TVA plans to phase out 33 of the 59 coal units it once operated across the Tennessee Valley within the next couple of years. By 2033, TVA projects that coal will supply just 18 percent of TVA's power, down from more than 60 percent in the 1990s.

TVA has not disclosed a targeted number for the latest employment cuts it needs this year. But the agency is moving toward cutting $500 million in annual operating costs from its budget compared to what it was three years ago when Johnson came to TVA. TVA has cut nearly $400 million in such expenses already and is preparing to shutter coal units at Widows Creek, Colbert, Paradise, Allen and Johnsonville over the next three years.

"We will continue to look for cuts where we can in fiscal 2016 and 2017," Johnson told Tennessee's U.S. senators during a hearing here Monday on TVA's long-range power plans.

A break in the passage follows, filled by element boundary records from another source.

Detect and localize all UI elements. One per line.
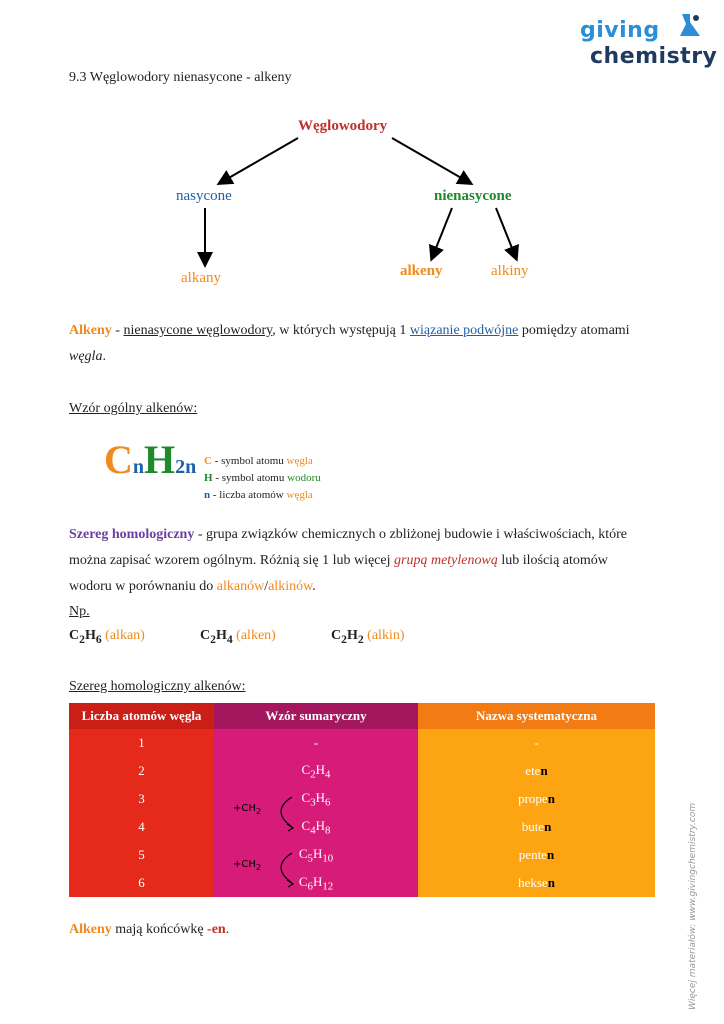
- cell-name: penten: [418, 841, 655, 869]
- cell-carbon-count: 2: [69, 757, 214, 785]
- ending-note: Alkeny mają końcówkę -en.: [69, 922, 230, 937]
- homolog-line2: można zapisać wzorem ogólnym. Różnią się 1 lub więcej: [69, 553, 395, 568]
- logo-text-giving: giving: [580, 18, 660, 43]
- formula-H: H: [144, 437, 176, 482]
- cell-formula: $C_6H_{12}$: [214, 869, 418, 897]
- sidebar-watermark-text: Więcej materiałów: www.givingchemistry.com: [688, 802, 698, 1010]
- alkynes-word: alkinów: [268, 579, 313, 594]
- homolog-term: Szereg homologiczny: [69, 527, 195, 542]
- homologous-series-table: [69, 703, 655, 897]
- cell-name: -: [418, 729, 655, 757]
- cell-carbon-count: 5: [69, 841, 214, 869]
- tree-node-alkeny: alkeny: [400, 263, 443, 279]
- section-heading: 9.3 Węglowodory nienasycone - alkeny: [69, 70, 292, 85]
- methylene-group: grupą metylenową: [394, 553, 498, 568]
- cell-carbon-count: 3: [69, 785, 214, 813]
- cell-name: propen: [418, 785, 655, 813]
- cell-name: heksen: [418, 869, 655, 897]
- formula-C: C: [104, 437, 133, 482]
- example-ethene: $C_2H_4$ (alken): [200, 628, 276, 646]
- series-table-title: Szereg homologiczny alkenów:: [69, 679, 246, 694]
- cell-carbon-count: 4: [69, 813, 214, 841]
- tree-root-weglowodory: Węglowodory: [298, 118, 388, 134]
- homolog-line3: wodoru w porównaniu do: [69, 579, 217, 594]
- general-formula-cnh2n: [104, 436, 196, 483]
- table-row: [69, 841, 655, 869]
- ch2-label-1: $+CH_2$: [233, 803, 262, 816]
- definition-text-2: pomiędzy atomami: [518, 323, 630, 338]
- curved-arrow-icon: [262, 849, 302, 889]
- double-bond-link[interactable]: wiązanie podwójne: [409, 323, 519, 338]
- cell-name: buten: [418, 813, 655, 841]
- formula-n: n: [132, 456, 145, 478]
- table-row: [69, 785, 655, 813]
- definition-term: Alkeny: [69, 323, 112, 338]
- header-formula: Wzór sumaryczny: [214, 703, 418, 729]
- flask-icon: [674, 12, 704, 40]
- cell-formula: $C_2H_4$: [214, 757, 418, 785]
- sidebar-watermark: [688, 800, 708, 1010]
- table-row: [69, 869, 655, 897]
- table-row: [69, 813, 655, 841]
- tree-node-nienasycone: nienasycone: [434, 188, 512, 204]
- homolog-line1: - grupa związków chemicznych o zbliżonej budowie i właściwościach, które: [194, 527, 628, 542]
- arrow-to-alkiny: [496, 208, 516, 258]
- example-ethane: $C_2H_6$ (alkan): [69, 628, 145, 646]
- alkanes-word: alkanów: [216, 579, 265, 594]
- cell-formula: -: [214, 729, 418, 757]
- arrow-to-alkeny: [432, 208, 452, 258]
- example-ethyne: $C_2H_2$ (alkin): [331, 628, 405, 646]
- definition-unsaturated: nienasycone węglowodory: [123, 323, 273, 338]
- cell-carbon-count: 1: [69, 729, 214, 757]
- definition-dash: -: [111, 323, 124, 338]
- definition-carbon: węgla: [69, 349, 103, 364]
- cell-formula: $C_4H_8$: [214, 813, 418, 841]
- cell-formula: $C_5H_{10}$: [214, 841, 418, 869]
- ending-note-term: Alkeny: [69, 922, 112, 937]
- curved-arrow-icon: [262, 793, 302, 833]
- header-name: Nazwa systematyczna: [418, 703, 655, 729]
- formula-legend: [204, 453, 321, 504]
- header-carbon-count: Liczba atomów węgla: [69, 703, 214, 729]
- cell-carbon-count: 6: [69, 869, 214, 897]
- ch2-label-2: $+CH_2$: [233, 859, 262, 872]
- general-formula-title: Wzór ogólny alkenów:: [69, 401, 198, 416]
- giving-chemistry-logo: [580, 12, 718, 72]
- formula-2n: 2n: [175, 456, 197, 478]
- tree-node-alkany: alkany: [181, 270, 221, 286]
- hydrocarbon-tree-arrows: [0, 110, 724, 300]
- alkene-definition: [69, 318, 669, 370]
- tree-node-alkiny: alkiny: [491, 263, 529, 279]
- ending-suffix: -en: [207, 922, 226, 937]
- table-row: [69, 757, 655, 785]
- tree-node-nasycone: nasycone: [176, 188, 232, 204]
- cell-formula: $C_3H_6$: [214, 785, 418, 813]
- legend-item-n: n - liczba atomów węgla: [204, 489, 313, 501]
- legend-item-H: H - symbol atomu wodoru: [204, 472, 321, 484]
- arrow-to-nienasycone: [392, 138, 470, 183]
- definition-text: , w których występują 1: [272, 323, 410, 338]
- cell-name: eten: [418, 757, 655, 785]
- legend-item-C: C - symbol atomu węgla: [204, 455, 313, 467]
- logo-text-chemistry: chemistry: [590, 44, 718, 69]
- homolog-definition: Szereg homologiczny - grupa związków chemicznych o zbliżonej budowie i właściwościach, które można zapisać wzorem ogólnym. Różnią się 1 lub więcej grupą metylenową lub ilością atomów wodoru w porównaniu do alkanów/alkinów.: [69, 527, 628, 594]
- example-label: Np.: [69, 604, 90, 619]
- table-row: [69, 729, 655, 757]
- definition-period: .: [102, 349, 106, 364]
- arrow-to-nasycone: [220, 138, 298, 183]
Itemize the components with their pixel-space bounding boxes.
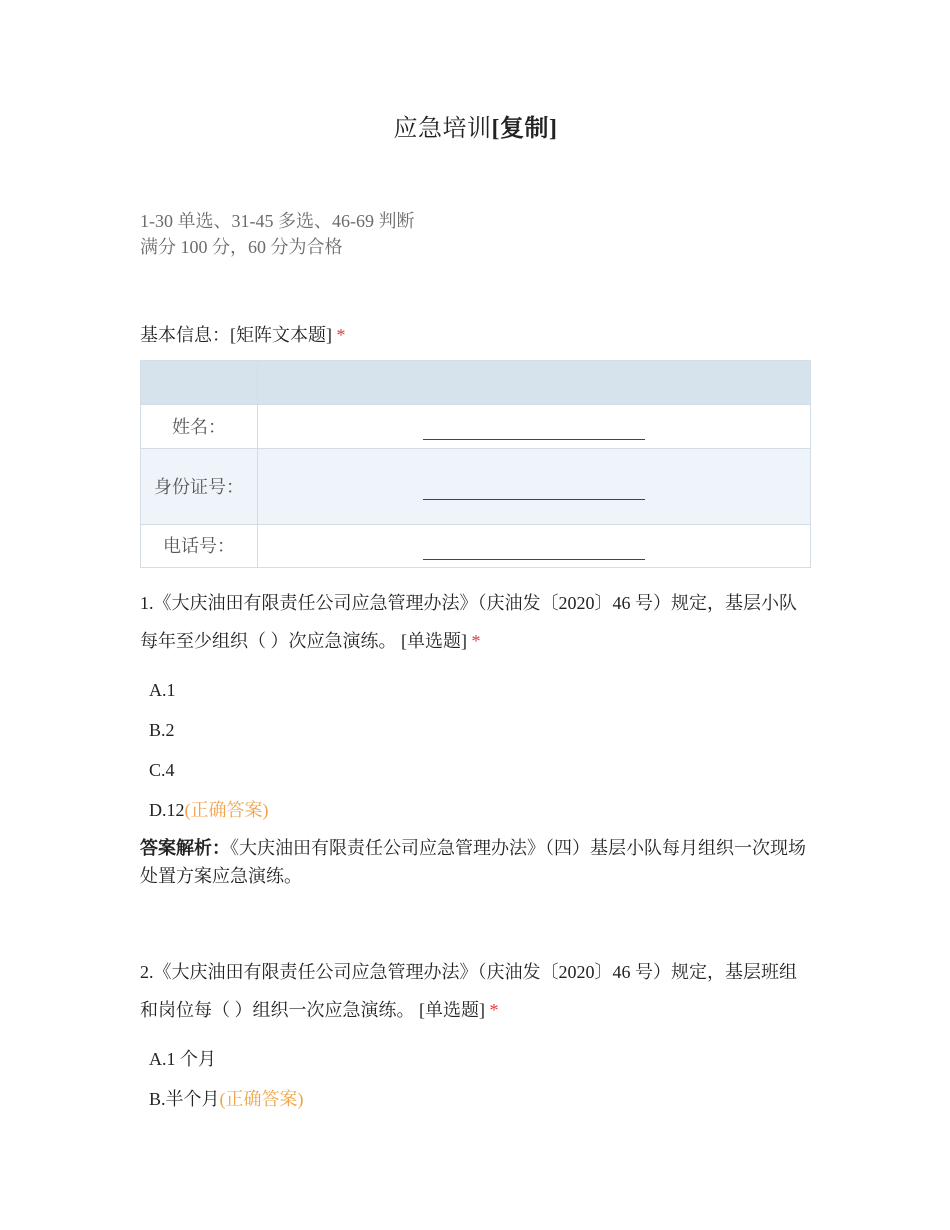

TVA's staff at the end of the first quarter has dropped to 10,900 employees -- down from 12,800 two years ago. TVA's staff is now at the lowest level since 1934, just a year after the federal utility was created.

At its peak, TVA employed 51,704 employees in 1980 when TVA was developing or building 17 nuclear reactors. All but seven of those proposed reactors have been scrapped or mothballed and TVA has since outsourced most of its construction and outage repair work to private contractors.

TVA is one of Chattanooga's largest and highest-paying major employers with an average annual pay of more than $70,000 per worker. More than 4,000 workers are employed at TVA's power headquarters downtown or at the nearby Sequoyah and Watts Bar nuclear plants.